3 Exprimer les émois du coeur, comme le fait de la poésie lyrique
telle que l'ont surtout conçue les Romantiques : le poète exprime
son monde intérieur et sert en même temps d'écho sonore à tous
les sentiments
-Comme pour la conception 2, la forme est surtout un ornement, mais
la sensibilité, par son caractère irrationnel, devient une attitude
poétique qui saisit ce qui échappe à la raison claire.
-Elle rencontre l'opposition de ceux qui considèrent que la
sensibilité n'a rien à voir avec la poésie ou qui penchent pour
les autres conceptions.
4 La poésie est connaissance, ou plutôt « co-naissance »,
selon Claudel : c'est à dire qu'en revenant à l'étymologie du mot,
elle fait, recrée les choses
-Elle est moyen de connaissance, un des moyens d'apprendre le monde.
L'attitude poétique ne consiste pas seulement à exprimer les choses
dans un certain style, mais à les voir d'une façon fondamentalement
différente de celle du prosateur.

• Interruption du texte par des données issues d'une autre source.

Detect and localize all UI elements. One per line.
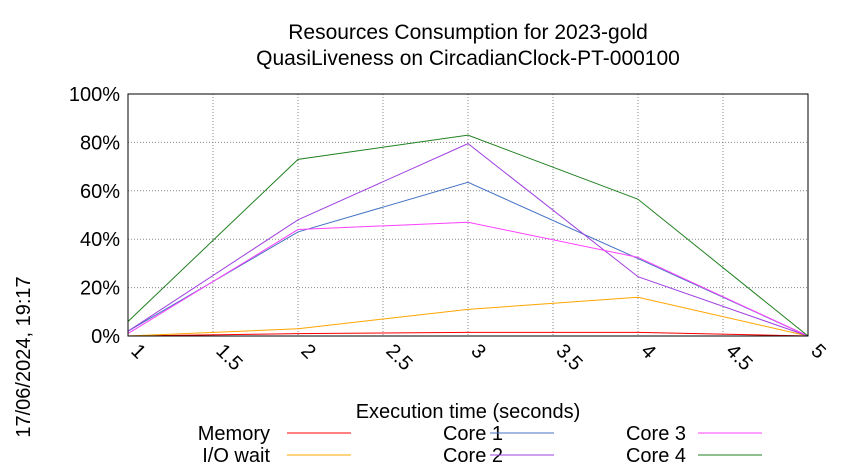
x-tick-label: 1 [126,340,149,363]
series-line-core-3 [127,221,809,337]
y-tick-label: 0% [91,326,120,348]
y-tick-label: 100% [69,84,120,106]
series-line-core-1 [127,181,809,337]
legend-label: Memory [198,423,270,445]
chart-title: Resources Consumption for 2023-gold [288,21,648,44]
x-axis-label: Execution time (seconds) [356,401,581,423]
grid-lines [127,93,809,337]
legend-item: Core 1 [443,423,554,445]
timestamp-label: 17/06/2024, 19:17 [13,276,35,437]
legend-item: Core 2 [443,445,554,467]
legend-label: Core 1 [443,423,503,445]
x-tick-label: 2.5 [381,340,416,375]
x-tick-label: 3 [466,340,489,363]
y-tick-label: 40% [80,229,120,251]
x-tick-label: 1.5 [211,340,246,375]
x-tick-label: 4 [636,340,659,363]
legend-label: Core 4 [626,445,686,467]
plot-frame [127,93,809,337]
x-axis-ticks: 1 1.5 2 2.5 3 3.5 4 4.5 5 [126,340,829,375]
legend-item: Core 3 [626,423,762,445]
series-line-core-4 [127,134,809,337]
legend-item: Memory [198,423,351,445]
legend-label: Core 2 [443,445,503,467]
y-tick-label: 60% [80,181,120,203]
legend-label: Core 3 [626,423,686,445]
legend-label: I/O wait [202,445,270,467]
x-tick-label: 4.5 [721,340,756,375]
y-axis-ticks: 0% 20% 40% 60% 80% 100% [69,84,120,348]
legend-item: I/O wait [202,445,351,467]
series-lines [127,134,809,337]
x-tick-label: 3.5 [551,340,586,375]
chart-subtitle: QuasiLiveness on CircadianClock-PT-00010… [256,47,680,70]
legend-item: Core 4 [626,445,762,467]
series-line-core-2 [127,143,809,337]
x-tick-label: 2 [296,340,319,363]
series-line-memory [127,331,809,337]
series-line-i-o-wait [127,296,809,337]
x-tick-label: 5 [806,340,829,363]
y-tick-label: 80% [80,132,120,154]
y-tick-label: 20% [80,278,120,300]
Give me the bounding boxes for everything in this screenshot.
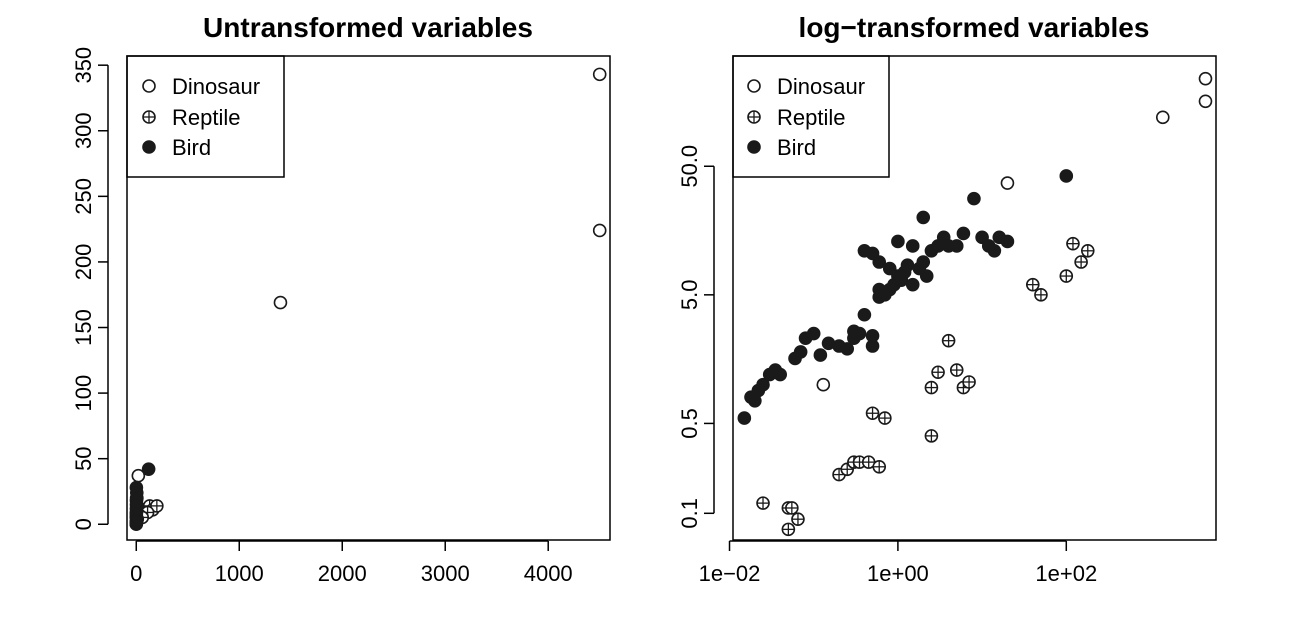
y-tick-label: 5.0 [677, 280, 702, 311]
point-bird [806, 326, 821, 341]
point-bird [840, 342, 855, 356]
point-dinosaur [592, 223, 607, 238]
point-bird [1000, 234, 1015, 249]
point-bird [857, 307, 872, 322]
chart-title: Untransformed variables [203, 12, 533, 43]
y-tick-label: 0.5 [677, 408, 702, 439]
point-bird [949, 239, 964, 253]
y-tick-label: 50.0 [677, 145, 702, 188]
point-dinosaur [273, 295, 288, 310]
x-tick-label: 4000 [524, 561, 573, 586]
y-tick-label: 0.1 [677, 498, 702, 529]
legend-entry-dinosaur: Dinosaur [142, 74, 260, 99]
legend-marker-bird [142, 140, 156, 154]
chart-panel-log-transformed: log−transformed variables 1e−02 1e+00 1e+0… [677, 12, 1217, 586]
point-bird [872, 255, 887, 269]
point-bird [967, 191, 981, 206]
y-tick-label: 300 [71, 112, 96, 149]
y-tick-label: 0 [71, 518, 96, 530]
point-bird [916, 255, 931, 269]
point-bird [916, 210, 931, 225]
legend-box [126, 55, 285, 178]
point-bird [793, 345, 808, 359]
point-dinosaur [1198, 94, 1213, 109]
legend-label-bird: Bird [172, 135, 211, 160]
legend-marker-dinosaur [142, 79, 156, 93]
legend-entry-bird: Bird [142, 135, 211, 160]
point-bird [773, 367, 788, 382]
point-dinosaur [1000, 176, 1015, 190]
y-tick-label: 50 [71, 446, 96, 470]
legend-entry-reptile: Reptile [142, 105, 240, 130]
y-tick-label: 350 [71, 47, 96, 84]
point-bird [847, 324, 861, 339]
y-tick-label: 200 [71, 244, 96, 281]
legend: Dinosaur Reptile Bird [732, 55, 890, 178]
axis-ticks: 1e−02 1e+00 1e+02 0.1 0.5 5.0 50.0 [677, 145, 1097, 586]
legend-label-reptile: Reptile [172, 105, 240, 130]
point-bird [891, 234, 905, 249]
legend-label-bird: Bird [777, 135, 816, 160]
point-dinosaur [592, 67, 607, 82]
x-tick-label: 0 [130, 561, 142, 586]
x-tick-label: 1e+02 [1035, 561, 1097, 586]
point-bird [905, 239, 920, 253]
x-tick-label: 3000 [421, 561, 470, 586]
point-bird [1059, 169, 1074, 183]
legend-entry-reptile: Reptile [747, 105, 845, 130]
data-points [129, 67, 607, 531]
chart-panel-untransformed: Untransformed variables 0 1000 2000 3000 400… [71, 12, 611, 586]
y-tick-label: 250 [71, 178, 96, 215]
x-tick-label: 1000 [215, 561, 264, 586]
point-bird [141, 462, 156, 476]
legend-marker-bird [747, 140, 761, 154]
point-bird [987, 244, 1002, 258]
legend-label-dinosaur: Dinosaur [777, 74, 865, 99]
point-bird [129, 515, 144, 530]
point-dinosaur [1198, 71, 1213, 86]
x-tick-label: 2000 [318, 561, 367, 586]
point-bird [919, 269, 934, 283]
legend-box [732, 55, 890, 178]
axis-ticks: 0 1000 2000 3000 4000 0 50 100 150 200 250 300 350 [71, 47, 573, 586]
x-tick-label: 1e−02 [699, 561, 761, 586]
plot-frame [732, 55, 1217, 541]
point-bird [129, 493, 144, 508]
legend-entry-dinosaur: Dinosaur [747, 74, 865, 99]
point-bird [956, 226, 971, 241]
plot-frame [126, 55, 611, 541]
legend-marker-dinosaur [747, 79, 761, 93]
x-tick-label: 1e+00 [867, 561, 929, 586]
legend: Dinosaur Reptile Bird [126, 55, 285, 178]
y-tick-label: 150 [71, 309, 96, 346]
data-points [737, 71, 1213, 537]
point-bird [900, 258, 915, 273]
point-dinosaur [1155, 110, 1170, 125]
legend-entry-bird: Bird [747, 135, 816, 160]
legend-label-reptile: Reptile [777, 105, 845, 130]
point-bird [756, 377, 770, 392]
point-bird [905, 277, 920, 292]
point-dinosaur [816, 377, 831, 392]
chart-title: log−transformed variables [799, 12, 1150, 43]
point-bird [737, 411, 752, 425]
y-tick-label: 100 [71, 375, 96, 412]
point-bird [813, 348, 828, 362]
point-bird [865, 329, 880, 343]
point-bird [882, 261, 897, 276]
legend-label-dinosaur: Dinosaur [172, 74, 260, 99]
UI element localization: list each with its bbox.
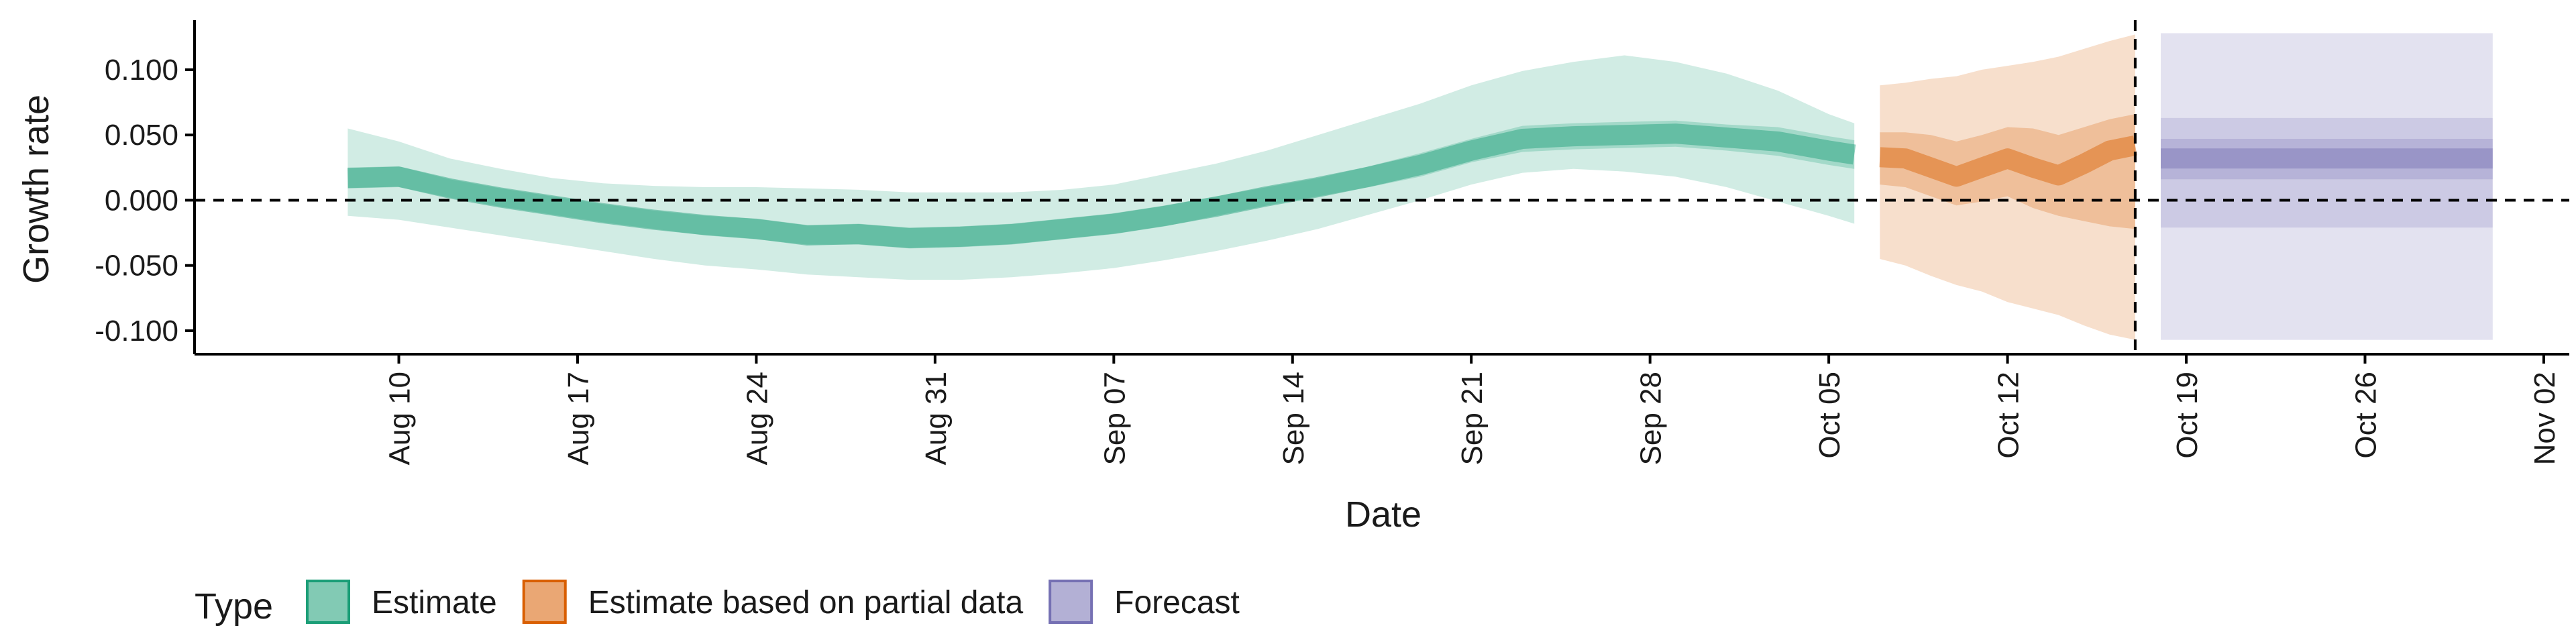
y-tick-label: 0.000 bbox=[105, 184, 178, 217]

La poésie est la « connaissance
du réel incréé » ( René Char)Au monde logique que peuvent
connaître science, raison, esprit de finesse, la poésie préfère
le domaine de l'irrationnel qu'elle seule peut explorer, car l'état
poétique est voisin de l'état mystique, et donc essentiellement
différent de l'émoi de la sensibilité claire. Par ailleurs, seule
la poésie peut, sinon éclairer, du moins faire entrevoir par
intuition, grâce à la magie irrationnelle de son langage
-Le poète est un voyant, par conséquent il nous offre un monde qui
n'est que merveilles. C'est la position d'Eluard. Cette conception
est partagée par Platon, la Pléiade, qui en théorie du moins,
voient dans le poète un « vates », un devin (la pléiade
se rapproche de la conception 1,2,3 ou 5); c'est aussi le poète
voyant ou mage de Hugo hanté par des visions qui lui donnent une
intuition du Mystère ( de l'univers^^) qu'il transcrit en image ou
en idées, ou le poète symboliste, alors que les chez les
Romantiques on trouvait déjà Nerval, explorateur du rêve, et que
Baudelaire cherchait à déchiffrer la surnature et les
correspondances
-Elle est aussi connaissance des hommes, en particulier ses zones
obscures, irrationnelles (Rimbaud : « je fixais des délires »)
et connaissance de l'absolu, d'un au-delà dont la poésie ouvre la
porte ( Baudelaire et les correspondances). La tentation est alors
celle de la poésie pure qui, débarrassé de l'inutile besoin de
signifier, hante certains écrivains (Malarmé): on privilégie alors
l'image et le rythme. « La poésie,surtout la poésie moderne,
n'a nullement pour mobile la pensée […] alors qu'en prose on
cherche à fixer, à immobiliser la pensée » (Supervielle)
Mais cette conception risque de détourner la poésie de l'humain et
de l'éloigner du grand public par son aspect ou côté obscur
(rien à avoir avec Star Wars^^)
5 Elle est chant de l'âme : le poète n'intellectualise pas ses
sentiments mais rend musicalement un certain nombre de rythmes
profonds qu'il sent en lui
-La poésie est donc musique et accessoirement image, la pensée
claire importe peu et le sens ne se rattache que vaguement à l'effet
suggestif de l'ensemble (Verlaine, Apollinaire) ou même n'existe
pas, la poésie n'étant que libération de l'inconscient
(Surréalisme)
-Cette conception présente le danger de limiter l'univers à celui
du poète ; la communication devient alors difficile, la poésie
renonce à ses autres missions et on peut même penser qu'il y a,
chez les Surréalistes, disparition de tout travail artistisque.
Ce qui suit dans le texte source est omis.